Усевшись теперь за клавикорды, он заиграл сперва торжественный церковный хорал. Тот сменился грустным народным мотивом, а этот — игривой застольной песней. Мурлыкая ее про себя, Богдан Карлыч и не заметил, как в полуоткрытой двери появилась белокурая девочка с огромным букетом полевых цветов в руке. Прослушав два куплета, она на цыпочках подкралась сзади к музыканту и так внезапно сунула ему свой букет под самый нос, что он как кот, фыркнул и расчихался. Она залилась звонким смехом.
— Ну, конечно, Зоенька! Guten Morgen, mein Herzenskind! (Здравствуй, мое серденько!) — сказал он, оборачиваясь к ней с ласковой улыбкой. — И опять цветы!

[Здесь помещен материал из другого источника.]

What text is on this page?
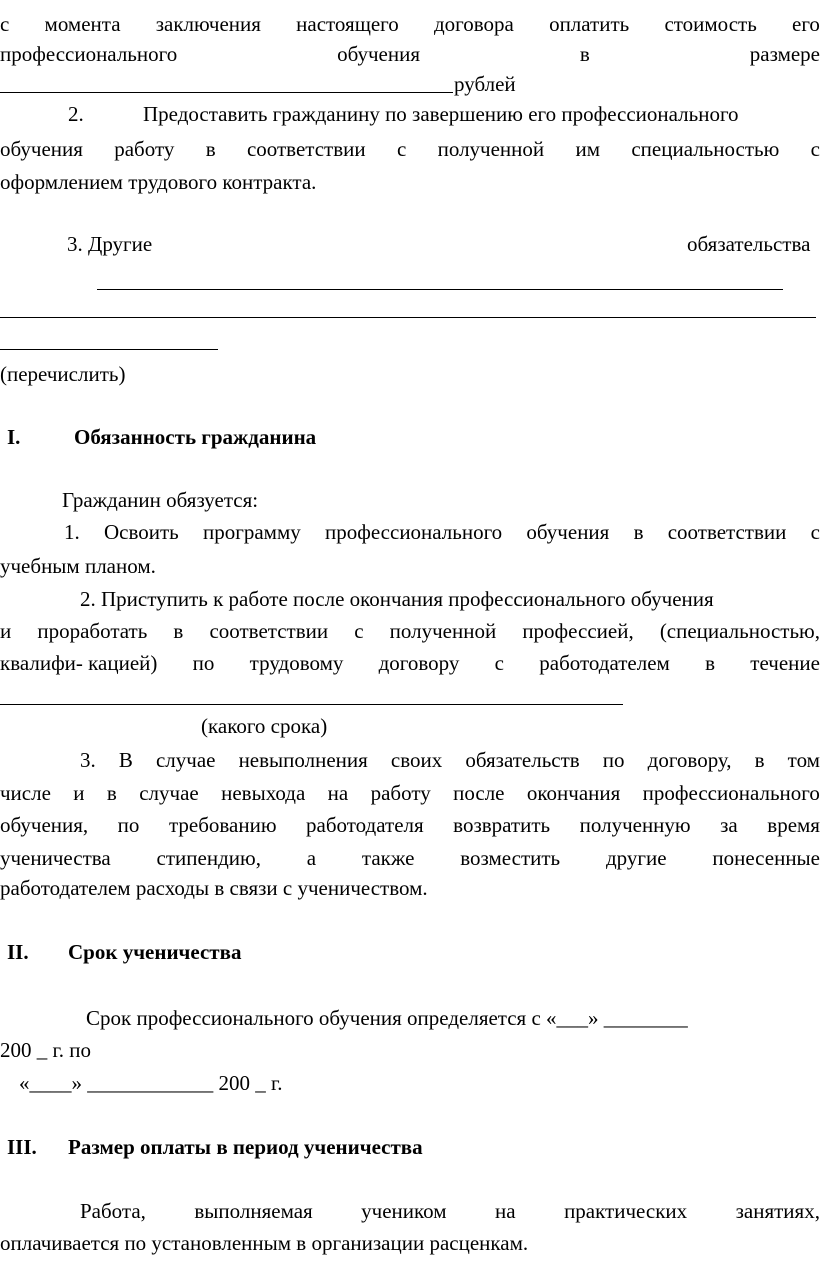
с момента заключения настоящего договора оплатить стоимость его
профессионального	обучения	в	размере
рублей
2.	Предоставить гражданину по завершению его профессионального
обучения работу в соответствии с полученной им специальностью с
оформлением трудового контракта.
3. Другие	обязательства
(перечислить)
I.	Обязанность гражданина
Гражданин обязуется:
1. Освоить программу профессионального обучения в соответствии с
учебным планом.
2. Приступить к работе после окончания профессионального обучения
и проработать в соответствии с полученной профессией, (специальностью,
квалифи- кацией) по трудовому договору с работодателем в течение
(какого срока)
3. В случае невыполнения своих обязательств по договору, в том
числе и в случае невыхода на работу после окончания профессионального
обучения, по требованию работодателя возвратить полученную за время
ученичества стипендию, а также возместить другие понесенные
работодателем расходы в связи с ученичеством.
II. Срок ученичества
Срок профессионального обучения определяется с «___» ________
200 _ г. по
«____» ____________ 200 _ г.
III. Размер оплаты в период ученичества
Работа, выполняемая учеником на практических занятиях,
оплачивается по установленным в организации расценкам.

— Да, я набрала тебе свежих, эти вот у тебя со вчерашнего дня уже маленько повяли, — отвечала Зоенька, заменяя новым букетом вчерашний в стоявшей на клавикордах вазе. — А что это была за песня, Богдан Карлыч?
— Песня старая студенческая, ein altes Burschen-lied. Что она тебе понравилась?

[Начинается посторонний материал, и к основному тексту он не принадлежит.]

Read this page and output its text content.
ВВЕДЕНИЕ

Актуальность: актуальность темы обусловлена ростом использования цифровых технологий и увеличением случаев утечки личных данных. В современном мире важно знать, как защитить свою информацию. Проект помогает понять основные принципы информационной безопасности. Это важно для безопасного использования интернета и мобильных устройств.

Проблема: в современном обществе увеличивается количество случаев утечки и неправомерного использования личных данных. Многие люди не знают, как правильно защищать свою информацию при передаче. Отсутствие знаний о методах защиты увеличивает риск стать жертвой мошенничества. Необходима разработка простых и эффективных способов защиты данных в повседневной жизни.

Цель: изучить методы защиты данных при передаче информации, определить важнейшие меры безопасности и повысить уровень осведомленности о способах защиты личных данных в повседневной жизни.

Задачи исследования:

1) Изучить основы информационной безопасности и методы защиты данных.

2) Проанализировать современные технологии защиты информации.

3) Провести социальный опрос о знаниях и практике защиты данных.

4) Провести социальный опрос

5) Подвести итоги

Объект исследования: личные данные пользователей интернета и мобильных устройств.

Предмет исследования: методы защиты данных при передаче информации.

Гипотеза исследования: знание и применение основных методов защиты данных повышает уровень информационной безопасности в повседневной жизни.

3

— Та, что ты перед тем играл, мне больше по душе.
— Но та печальней.
— Вот потому-то мне и милей, покойная матушка баюкала меня всегда одной такой печальной песней. Ты, Богдан Карлыч, верно, ее слышал, про татарский полон.

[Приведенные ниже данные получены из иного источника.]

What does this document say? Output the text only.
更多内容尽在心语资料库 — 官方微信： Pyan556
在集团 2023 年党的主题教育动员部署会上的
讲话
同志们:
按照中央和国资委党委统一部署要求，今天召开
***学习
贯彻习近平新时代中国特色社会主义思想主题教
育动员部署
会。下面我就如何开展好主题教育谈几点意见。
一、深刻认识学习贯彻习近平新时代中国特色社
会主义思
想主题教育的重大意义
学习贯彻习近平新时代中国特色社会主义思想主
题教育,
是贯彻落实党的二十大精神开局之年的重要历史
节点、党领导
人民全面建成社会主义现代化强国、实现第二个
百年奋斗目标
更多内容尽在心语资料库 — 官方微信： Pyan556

— Может, и слышал, не знаю, право.
— Душевная песня! Особливо слова. Хочешь я тебе спою?
— Спой, дитя мое, спой.
И запела Зоенька стародавнюю колыбельную песенку о том, как татарове полон делили, как теща досталась зятю, а зять подарил ее своей молодой жене, русской же полонянке:
— Ты заставь ее три дела делать:
Что и первое — то дитя качать,
А другое — тонкий кужель прясть,
Что и третие — то цыплят пасти.
Эту речь мужа-татарина Зоенька старалась передать грубым мужским голосом, а затем, как теща, укачивающая внучонка, понизила тон до нежного шепота:
Ты баю-баю, мое дитятко!
Ты по батюшке злой татарчонок,
А по матушке мил внучоночек,
Ведь твоя-то мать мне родная дочь,
Семи лет она во полон взята,
На правой руке нет мизинчика.
Ты баю-баю, мое дитятко!
И, вся просветлев, как дочь, узнавшая вдруг свою мать, девочка распростерла вперед руки, точно хотела броситься матери на шею, и закончила порывисто и звонко:
— Ах, родимая моя матушка!
Выбирай себе коня лучшего!
Мы бежим с тобой на святую Русь,
На святую Русь, нашу родину!
Голубые, как незабудки, глазки маленькой певицы блистали алмазами навернувшихся на них слез. И сентиментального немца-учителя стародавняя русская песня защемила, видно, за сердце.
— Славная песня! — сказал он. — Надо ее записать и перевести на немецкий язык.
— А потом и сам петь ее тоже будешь?
— И сам петь буду. А музыку сейчас подберем. Он стал подбирать.
— Постой, не так! — остановила его Зоенька и своими детскими пальчиками отыскала требуемые клавиши.
— Ага! Теперь знаю, — сказал Богдан Карлыч и уже полными аккордами передал основную тему песни.
— Голубчик, Богдан Карлыч! — воззвала тут к нему девочка. — Научи и меня это играть!
— А что батюшка твой скажет?
— Ничего не скажет, он и знать-то не будет.
— Nein, mein Kind, das geht nicht! Без его апробации никак невозможно.
— Ну, так попроси батюшку, когда засядешь с ним опять за эти ваши шахматы, тогда он всего сговорчивей, добрее.